2. Pandas to explore and analyze the data as it is very good with small scale datasets (we only analyze with a small proportion of data).
3. PySpark for the main ETL process since this requires enormous processing power.

#### Data Update Frequency
1. Since the data is distributed and loaded to the system by month, the pipeline should be scheduled monthly to build `Fact Immigration` and `Dim Temperature`.
2. `Dim Demographics` can be updated annually since it is not that necessary to update demographic data realtime.
3. All tables should be updated in an `append-only` mode.
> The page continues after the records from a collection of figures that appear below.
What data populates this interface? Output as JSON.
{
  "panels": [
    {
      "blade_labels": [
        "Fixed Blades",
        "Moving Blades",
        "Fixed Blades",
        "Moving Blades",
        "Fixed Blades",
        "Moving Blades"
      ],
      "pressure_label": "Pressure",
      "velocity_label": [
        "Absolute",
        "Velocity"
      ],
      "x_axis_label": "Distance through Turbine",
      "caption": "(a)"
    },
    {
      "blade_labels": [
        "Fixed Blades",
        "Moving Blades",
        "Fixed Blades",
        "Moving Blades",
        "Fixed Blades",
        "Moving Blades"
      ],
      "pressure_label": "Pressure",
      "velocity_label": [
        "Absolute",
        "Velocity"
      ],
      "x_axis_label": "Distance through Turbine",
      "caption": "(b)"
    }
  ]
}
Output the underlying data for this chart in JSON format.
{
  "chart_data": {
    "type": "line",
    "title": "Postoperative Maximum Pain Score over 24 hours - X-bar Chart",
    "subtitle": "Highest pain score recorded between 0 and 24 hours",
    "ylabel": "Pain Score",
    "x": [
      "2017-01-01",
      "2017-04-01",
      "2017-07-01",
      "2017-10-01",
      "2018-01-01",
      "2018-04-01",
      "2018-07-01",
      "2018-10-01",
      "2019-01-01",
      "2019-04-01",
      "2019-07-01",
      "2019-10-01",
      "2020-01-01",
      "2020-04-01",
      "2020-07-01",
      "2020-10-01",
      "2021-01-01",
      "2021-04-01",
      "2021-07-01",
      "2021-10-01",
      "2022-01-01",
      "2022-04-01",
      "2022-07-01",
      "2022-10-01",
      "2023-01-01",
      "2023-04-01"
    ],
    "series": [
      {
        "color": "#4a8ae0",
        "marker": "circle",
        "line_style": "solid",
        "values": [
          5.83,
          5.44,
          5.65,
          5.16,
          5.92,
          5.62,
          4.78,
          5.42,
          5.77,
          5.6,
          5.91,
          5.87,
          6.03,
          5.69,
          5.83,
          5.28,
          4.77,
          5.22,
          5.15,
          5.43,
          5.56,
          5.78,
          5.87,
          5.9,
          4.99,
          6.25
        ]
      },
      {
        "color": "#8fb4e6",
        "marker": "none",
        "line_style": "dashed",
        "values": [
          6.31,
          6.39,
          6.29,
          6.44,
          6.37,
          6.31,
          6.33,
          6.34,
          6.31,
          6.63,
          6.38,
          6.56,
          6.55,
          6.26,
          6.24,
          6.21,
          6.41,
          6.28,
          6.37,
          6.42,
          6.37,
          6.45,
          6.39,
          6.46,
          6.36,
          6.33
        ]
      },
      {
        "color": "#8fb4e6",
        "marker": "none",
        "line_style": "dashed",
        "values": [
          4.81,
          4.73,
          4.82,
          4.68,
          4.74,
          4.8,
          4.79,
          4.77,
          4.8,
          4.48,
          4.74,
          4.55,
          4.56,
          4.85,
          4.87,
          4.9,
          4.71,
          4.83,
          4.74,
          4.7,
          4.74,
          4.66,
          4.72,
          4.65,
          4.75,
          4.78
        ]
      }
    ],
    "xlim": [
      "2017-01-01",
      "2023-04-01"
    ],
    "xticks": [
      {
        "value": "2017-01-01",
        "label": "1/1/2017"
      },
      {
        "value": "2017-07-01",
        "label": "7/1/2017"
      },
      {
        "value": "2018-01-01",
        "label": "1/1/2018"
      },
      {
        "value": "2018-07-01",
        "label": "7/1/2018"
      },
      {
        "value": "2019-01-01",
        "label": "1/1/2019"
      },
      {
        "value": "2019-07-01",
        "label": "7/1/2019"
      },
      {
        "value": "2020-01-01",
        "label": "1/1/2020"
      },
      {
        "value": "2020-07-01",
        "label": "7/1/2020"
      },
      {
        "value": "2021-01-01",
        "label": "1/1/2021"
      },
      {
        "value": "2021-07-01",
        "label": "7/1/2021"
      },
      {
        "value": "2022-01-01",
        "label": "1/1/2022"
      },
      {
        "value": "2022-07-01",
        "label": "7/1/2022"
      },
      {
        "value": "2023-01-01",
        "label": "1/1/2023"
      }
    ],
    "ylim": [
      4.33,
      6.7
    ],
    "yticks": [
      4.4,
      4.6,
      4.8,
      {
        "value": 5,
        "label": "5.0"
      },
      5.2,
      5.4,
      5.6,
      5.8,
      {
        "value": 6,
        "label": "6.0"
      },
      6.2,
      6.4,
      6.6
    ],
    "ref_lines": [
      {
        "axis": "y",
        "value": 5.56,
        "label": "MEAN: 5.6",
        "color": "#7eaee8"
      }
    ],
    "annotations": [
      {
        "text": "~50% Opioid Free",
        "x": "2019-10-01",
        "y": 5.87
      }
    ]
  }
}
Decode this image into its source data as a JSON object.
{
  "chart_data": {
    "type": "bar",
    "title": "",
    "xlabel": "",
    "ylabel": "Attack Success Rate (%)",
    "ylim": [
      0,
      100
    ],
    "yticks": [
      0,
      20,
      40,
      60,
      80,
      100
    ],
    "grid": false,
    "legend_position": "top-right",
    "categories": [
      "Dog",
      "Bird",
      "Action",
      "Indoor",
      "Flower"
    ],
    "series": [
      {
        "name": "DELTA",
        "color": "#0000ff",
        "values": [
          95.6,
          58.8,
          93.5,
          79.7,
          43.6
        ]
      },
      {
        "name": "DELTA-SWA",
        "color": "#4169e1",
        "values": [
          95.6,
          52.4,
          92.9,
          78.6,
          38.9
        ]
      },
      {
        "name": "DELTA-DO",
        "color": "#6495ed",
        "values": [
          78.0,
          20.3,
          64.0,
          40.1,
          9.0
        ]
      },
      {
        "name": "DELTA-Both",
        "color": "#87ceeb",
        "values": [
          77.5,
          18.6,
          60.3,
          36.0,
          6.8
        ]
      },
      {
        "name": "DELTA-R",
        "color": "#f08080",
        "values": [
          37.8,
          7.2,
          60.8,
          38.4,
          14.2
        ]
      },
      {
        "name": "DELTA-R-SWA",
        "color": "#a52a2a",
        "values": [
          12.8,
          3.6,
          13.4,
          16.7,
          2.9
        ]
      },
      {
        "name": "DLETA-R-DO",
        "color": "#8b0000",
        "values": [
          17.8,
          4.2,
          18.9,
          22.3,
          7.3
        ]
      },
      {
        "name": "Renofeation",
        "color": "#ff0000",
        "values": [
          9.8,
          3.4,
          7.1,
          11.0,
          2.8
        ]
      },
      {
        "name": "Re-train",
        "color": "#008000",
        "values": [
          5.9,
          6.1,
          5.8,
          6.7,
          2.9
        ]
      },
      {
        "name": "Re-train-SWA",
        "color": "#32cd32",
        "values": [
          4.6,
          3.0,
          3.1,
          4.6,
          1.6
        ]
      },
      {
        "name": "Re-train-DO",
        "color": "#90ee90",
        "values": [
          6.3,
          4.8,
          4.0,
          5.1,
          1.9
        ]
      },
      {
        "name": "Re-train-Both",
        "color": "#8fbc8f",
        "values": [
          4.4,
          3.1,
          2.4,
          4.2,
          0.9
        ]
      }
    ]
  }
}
#### Future Design Considerations
1. The data was increased by 100x.
    If Spark with standalone server mode can not process 100x data set, we could consider using [AWS EMR](https://us-west-2.console.aws.amazon.com/elasticmapreduce/home?region=us-west-2#) for processing, yet still use [AWS S3](https://s3.console.aws.amazon.com/s3/get-started?region=us-west-2) for storage.

2. The data populate a dashboard that must be updated on a daily basis by 7am every day.
    [Apache Airflow](https://airflow.apache.org) could be used for building a data pipeline to regularly update the data which populate the dashboard.

3. The database needed to be accessed by 100+ people.
    [AWS Redshift](https://us-east-1.console.aws.amazon.com/redshiftv2/home?region=us-east-1#landing) can handle up to 500 connections. Therefore, Redshift should find it easy to handle a workload of 100+ connections at a point of time.
    
In general, when it comes to scaling the pipeline, the most feasible and efficient solution seems to be *cloudify* it. This could be done using AWS, Microsoft Azure or any trustworthy Cloud service platform.